Burns Festival

Burns Festival

Locals and visitors alike were presented with a wide and varied programme of events which were well attended and, I am sure, enjoyed by all.

The programme of fringe events throughout Ayrshire was varied and diverse and those taking part showed that there is real talent in this part of the world. I have received feedback from some foreign guests that confirms that Ayrshire has a lot to offer and what was offered was very much enjoyed.

The programme of main events was equally well received. The Turnberry concerts provided three very different evenings set in the beautiful grounds of The Westin Turnberry Hotel on the Ayrshire coast. Whilst, the weather may not have been ideal, the entertainment definitely hit the right notes.

Nicky Spence looked dashing in his pinstripe kilt suit and his rendition of Burns songs was both beautiful and moving. Katherine Jenkins added a touch of glamour and entertained the audience with her stunning Welsh voice. Both stars were accompanied by the Orchestra of the Scottish Opera and all provided a fantastic start to the concert series.

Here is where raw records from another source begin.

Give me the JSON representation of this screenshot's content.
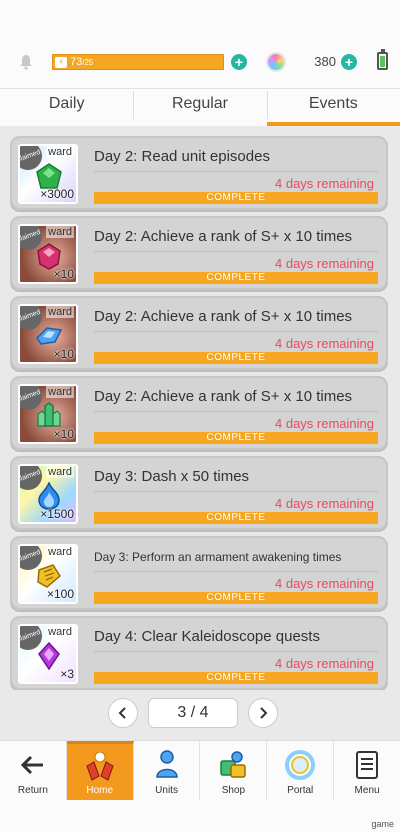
{
  "status": {
    "stamina_value": "73",
    "stamina_max": "/25",
    "gems": "380"
  },
  "tabs": [
    {
      "label": "Daily"
    },
    {
      "label": "Regular"
    },
    {
      "label": "Events",
      "active": true
    }
  ],
  "missions": [
    {
      "title": "Day 2: Read  unit episodes",
      "remaining": "4 days remaining",
      "status": "COMPLETE",
      "reward_label": "ward",
      "claimed_label": "Claimed",
      "qty": "×3000",
      "item": "green-gem-icon"
    },
    {
      "title": "Day 2: Achieve a rank of S+  x 10 times",
      "remaining": "4 days remaining",
      "status": "COMPLETE",
      "reward_label": "ward",
      "claimed_label": "Claimed",
      "qty": "×10",
      "item": "red-gem-icon"
    },
    {
      "title": "Day 2: Achieve a rank of S+  x 10 times",
      "remaining": "4 days remaining",
      "status": "COMPLETE",
      "reward_label": "ward",
      "claimed_label": "Claimed",
      "qty": "×10",
      "item": "blue-crystal-icon"
    },
    {
      "title": "Day 2: Achieve a rank of S+  x 10 times",
      "remaining": "4 days remaining",
      "status": "COMPLETE",
      "reward_label": "ward",
      "claimed_label": "Claimed",
      "qty": "×10",
      "item": "green-crystal-icon"
    },
    {
      "title": "Day 3: Dash  x 50 times",
      "remaining": "4 days remaining",
      "status": "COMPLETE",
      "reward_label": "ward",
      "claimed_label": "Claimed",
      "qty": "×1500",
      "item": "blue-flame-icon"
    },
    {
      "title": "Day 3: Perform an armament awakening  times",
      "remaining": "4 days remaining",
      "status": "COMPLETE",
      "reward_label": "ward",
      "claimed_label": "Claimed",
      "qty": "×100",
      "item": "gold-scroll-icon"
    },
    {
      "title": "Day 4: Clear  Kaleidoscope quests",
      "remaining": "4 days remaining",
      "status": "COMPLETE",
      "reward_label": "ward",
      "claimed_label": "Claimed",
      "qty": "×3",
      "item": "purple-gem-icon"
    }
  ],
  "pager": {
    "label": "3 / 4",
    "prev_icon": "chevron-left-icon",
    "next_icon": "chevron-right-icon"
  },
  "nav": [
    {
      "label": "Return",
      "icon": "arrow-left-icon"
    },
    {
      "label": "Home",
      "icon": "home-icon",
      "active": true
    },
    {
      "label": "Units",
      "icon": "units-icon"
    },
    {
      "label": "Shop",
      "icon": "shop-icon"
    },
    {
      "label": "Portal",
      "icon": "portal-icon"
    },
    {
      "label": "Menu",
      "icon": "menu-icon"
    }
  ],
  "watermark": "game",
  "colors": {
    "accent": "#f39a1e",
    "bar": "#f5a623",
    "remaining": "#e84a5f",
    "plus": "#26b7a4"
  }
}
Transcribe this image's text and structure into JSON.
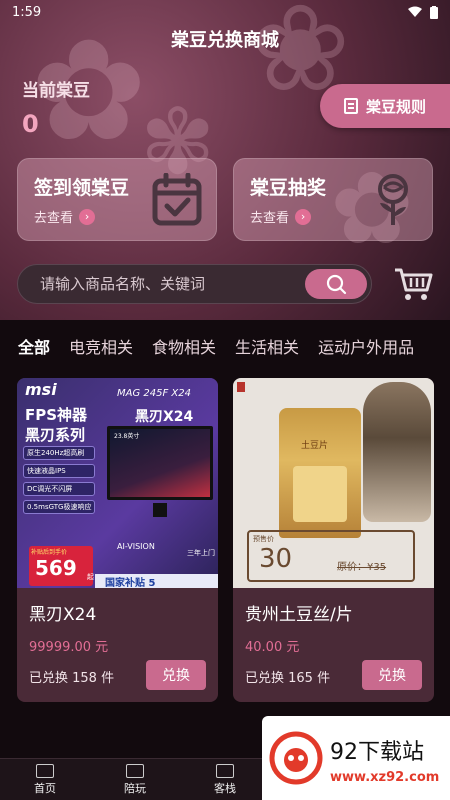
{
  "status": {
    "time": "1:59"
  },
  "title": "棠豆兑换商城",
  "balance": {
    "label": "当前棠豆",
    "value": "0"
  },
  "rules_button": "棠豆规则",
  "cards": [
    {
      "title": "签到领棠豆",
      "sub": "去查看"
    },
    {
      "title": "棠豆抽奖",
      "sub": "去查看"
    }
  ],
  "search": {
    "placeholder": "请输入商品名称、关键词"
  },
  "tabs": [
    "全部",
    "电竞相关",
    "食物相关",
    "生活相关",
    "运动户外用品"
  ],
  "products": [
    {
      "name": "黑刃X24",
      "price": "99999.00 元",
      "sold": "已兑换 158 件",
      "button": "兑换",
      "img": {
        "brand": "msi",
        "headline1": "FPS神器",
        "headline2": "黑刃系列",
        "model": "MAG 245F X24",
        "model_cn": "黑刃X24",
        "features": [
          "原生240Hz超高刷",
          "快速液晶IPS",
          "DC调光不闪屏",
          "0.5msGTG极速响应"
        ],
        "size": "23.8英寸",
        "price_tag": "补贴后到手价",
        "price_value": "569",
        "price_unit": "起",
        "partner": "AI-VISION",
        "warranty": "三年上门",
        "banner": "国家补贴 5"
      }
    },
    {
      "name": "贵州土豆丝/片",
      "price": "40.00 元",
      "sold": "已兑换 165 件",
      "button": "兑换",
      "img": {
        "bag_label": "土豆片",
        "price_label": "预售价",
        "price_value": "30",
        "original": "原价：¥35"
      }
    }
  ],
  "nav": [
    "首页",
    "陪玩",
    "客栈"
  ],
  "watermark": {
    "brand": "92下载站",
    "url": "www.xz92.com"
  },
  "colors": {
    "accent": "#c96a8e",
    "price": "#e26e95"
  }
}
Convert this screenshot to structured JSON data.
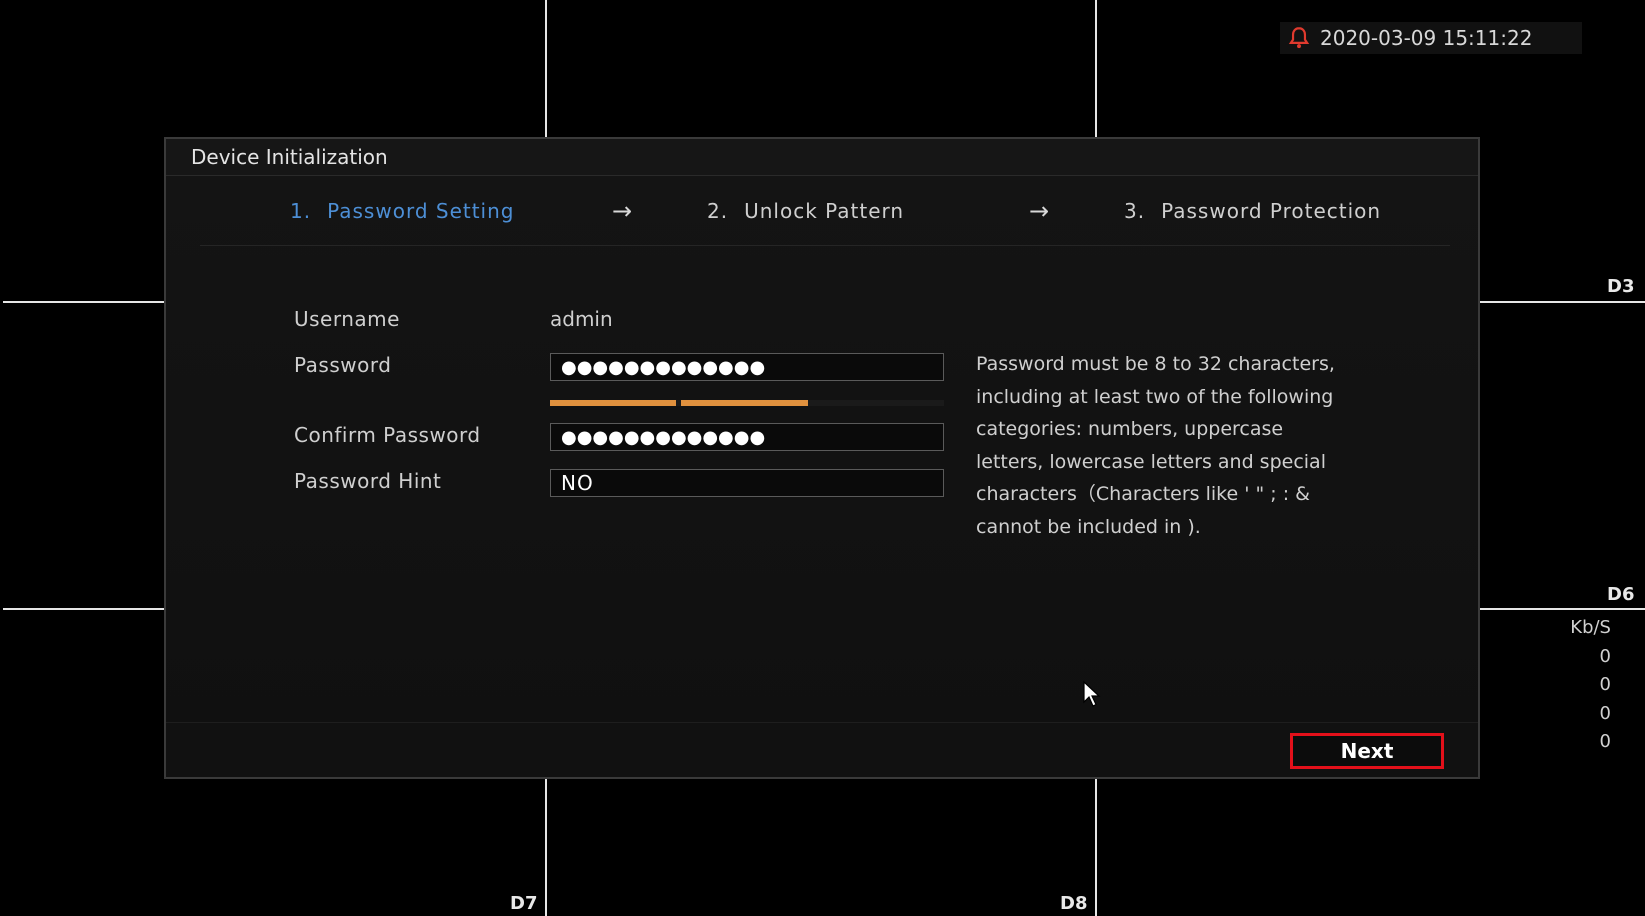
{
  "clock": {
    "datetime": "2020-03-09 15:11:22",
    "icon": "bell-icon",
    "icon_color": "#e03a2e"
  },
  "channels": {
    "d3": "D3",
    "d6": "D6",
    "d7": "D7",
    "d8": "D8"
  },
  "bitrate": {
    "unit": "Kb/S",
    "values": [
      "0",
      "0",
      "0",
      "0"
    ]
  },
  "dialog": {
    "title": "Device Initialization",
    "steps": [
      {
        "number": "1.",
        "label": "Password Setting",
        "active": true
      },
      {
        "number": "2.",
        "label": "Unlock Pattern",
        "active": false
      },
      {
        "number": "3.",
        "label": "Password Protection",
        "active": false
      }
    ],
    "arrow_glyph": "→",
    "form": {
      "username_label": "Username",
      "username_value": "admin",
      "password_label": "Password",
      "password_value": "●●●●●●●●●●●●●",
      "password_strength_segments_filled": 2,
      "password_strength_segments_total": 3,
      "confirm_label": "Confirm Password",
      "confirm_value": "●●●●●●●●●●●●●",
      "hint_label": "Password Hint",
      "hint_value": "NO"
    },
    "hint_lines": [
      "Password must be 8 to 32 characters,",
      "including at least two of the following",
      "categories: numbers, uppercase",
      "letters, lowercase letters and special",
      "characters（Characters like ' \" ; : &",
      "cannot be included in )."
    ],
    "next_label": "Next"
  },
  "colors": {
    "active_step": "#4d8fd6",
    "strength_bar": "#e0913e",
    "next_highlight": "#e3101a"
  }
}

On Saturday night, Jools Holland and his Rhythm and Blues Orchestra, together with guests Sam Brown, Ruby Turner and Eddie Reader had the audience almost jumping to his inimitable style of music.

Sunday night saw The Royal Scottish National Orchestra accompanying Eddie Reader, Karen Matheson and Phil Cunningham. The weather had brightened and the crowd were happily clapping and stamping their feet to the traditional Scottish sounds.

The Mauchline Holy Fair on Saturday was also a big hit. Lots of people braved the rain to be entertained by screaming preachers; living statues; local amateur drama groups and the sounds of The Audreys; Michael Marra and Karen Matheson.

The two Fresh Ayr concerts were very different, but drew the crowds out to the town centre on Saturday and Sunday night. The Proclaimers brought Wellington Square alive and it seemed that thousands walked the 500 miles with them through the town. On Sunday night the town had a youthful look about it as the young (and possibly not so young) were entertained by Sons and Daughters. The concerts were followed by a spectacular fireworks display on the Low Green.

For me, the highlight of the Festival was The Robert Burns Humanitarian Award. This year the award ceremony took place in Ayr Town Hall and was, for the first time, an event in its own right.

We were extremely fortunate to have three of the shortlisted nominees represented at the event this year. The award was made posthumously to Marla Ruzicka, who, was, in the words of one obituary, “an extraordinary, one-person American aid agency, who worked tirelessly to get compensation for victims of the wars in Afghanistan and Iraq.” Though only 28 when she died – killed by a car bomb in Baghdad in April 2005 - she had spent much of her life helping ordinary people whose lives had been shattered by conflict.

Marla’s sister, Jill Leighton travelled from Los Angeles to collect the award. Whilst video footage provided details of Marla’s work, Jill gave the audience an insight into Marla the person; the sister.

I would like to say thank you to all those involved in this year’s Festival and to those who attended so many of the events. I hope that we can build on this year and make the Burns an’ a’ that! Festival 2007 even bigger and better.